Nearly 40 students continued the now five-year-old tradition of dodging pedestrians and halting traffic as they wended their way around the South Side under the tutelage of Dean in the College John Boyer, Sociology Professor Terry Clark, and Vice-President of Community and Government Affairs Hank Webber.
The South Side Pedal used to be a privilege limited to Professor Clark’s graduate students. But its increasing popularity perhaps reflects a greater University trend toward attempting to make its students aware of the world outside its ivy-covered walls, while simultaneously encouraging awareness of its expansion into the South Side.
“Part of it is simply because it’s interesting,” Webber said. “And part of it is because students get a good sense of Hyde Park/Kenwood, and they get a good sense of downtown, but they do not get a good sense of the larger South Side.”
The tour-—which wound through the edge of Washington Park, down Drexel Boulevard, through Chinatown, past the Illinois Institute of Technology campus, and near the former Checkerboard lounge—touched on both the highs and lows of South Side and Chicago history.
At the DuSable Museum, formerly the site of the South Park Commission headquarters, the lecturers discussed the surrounding area’s former position as a black cultural and economic center.
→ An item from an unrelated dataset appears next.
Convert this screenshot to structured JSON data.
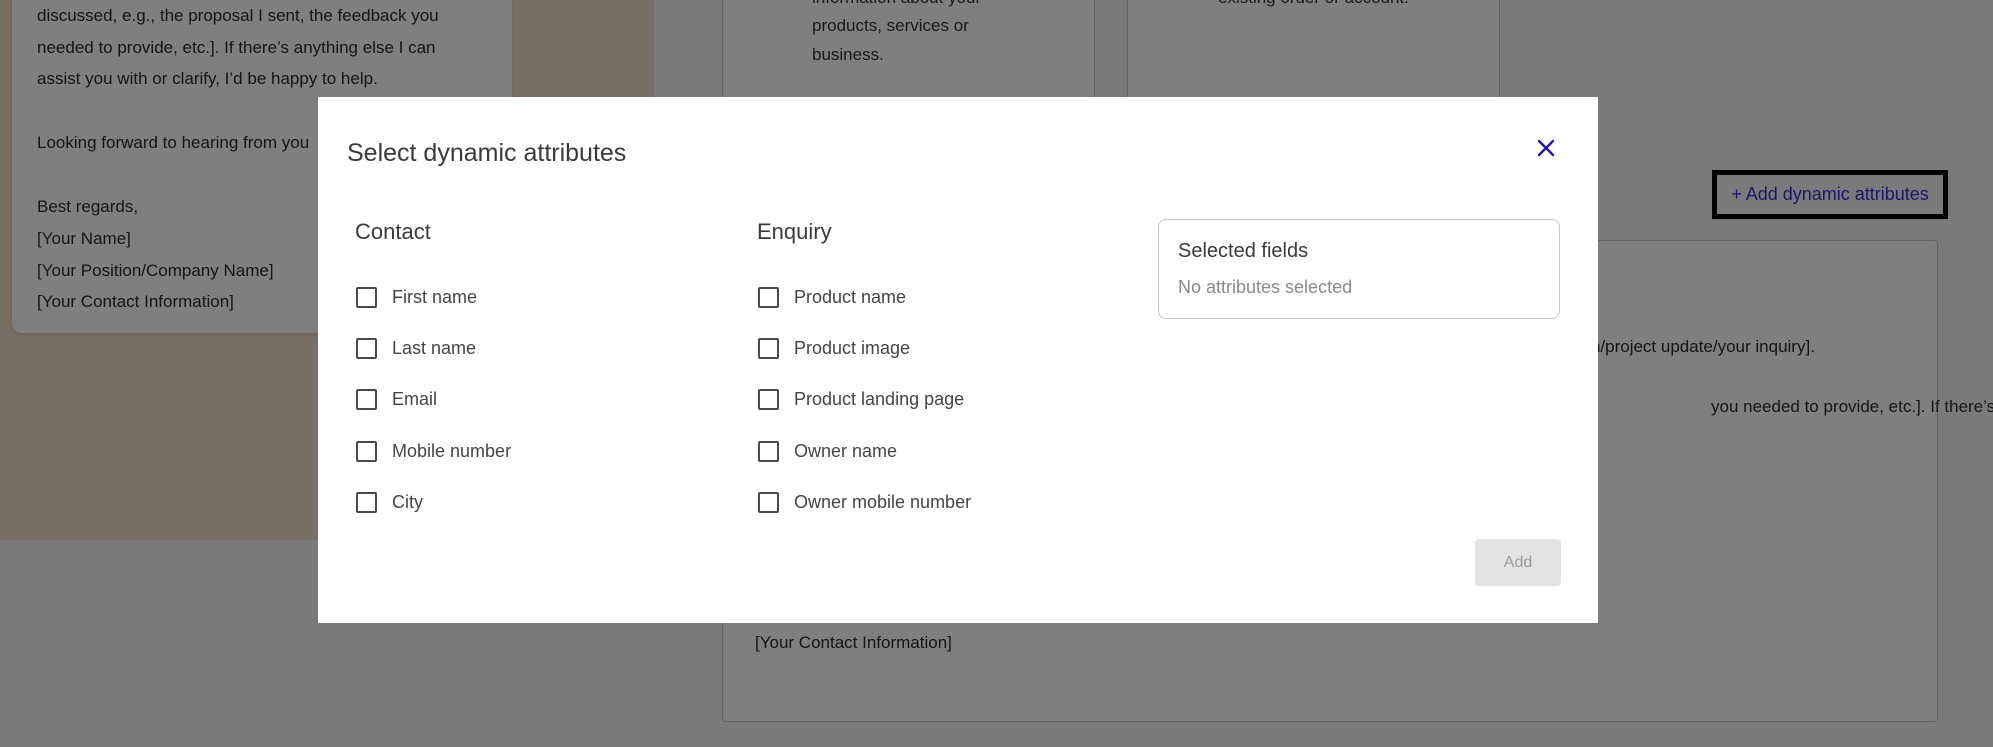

They said that Drexel Boulevard was once one of Chicago’s most prestigious streets and that it is regaining that position as gentrification sets in. As the tour progressed, the split between past and present, rich and poor, black and white became more evident.
At Douglas Tomb, off 35th Street and Dr. Martin Luther King, Jr. Drive, Webber pointed out the nearby Donahue School, a charter school operated by the University. “The University plans to eventually operate five throughout the South Side,” he said.
The lecturers said that Chicago alderman have not yet addressed the lack of racial diversity in the neighborhood.
Clark spoke of Chicago’s position as the primary convention center in America. “They’re making the city more attractive, fun, and clean. It’s part of making the whole city an amenity.”
The tour moved from former mansions and discussions of public housing to the architectural influences behind IIT’s latest post-modern building.
The last stop was in the middle of Bronzeville. Webber pointed out the Checkerboard Lounge, saying that the deal brokered by the University to move the club to Hyde Park was ideal, given that the lounge owners’ lease had expired anyway. The lecturers stood on the sidewalk talking about the music for which the community was once famous. Pedestrians stopped to listen to stories about gospel, blues, and jazz near a statue of Mayor Washington and looming housing projects.
The group then rode down Dr. Martin Luther King, Jr. Drive under washed-out signs that proclaimed the area as Chicago’s Blues District, and poured, en masse, back into Hyde Park, ruminating on Dean Boyer’s final advice to explore what the South Side has to offer.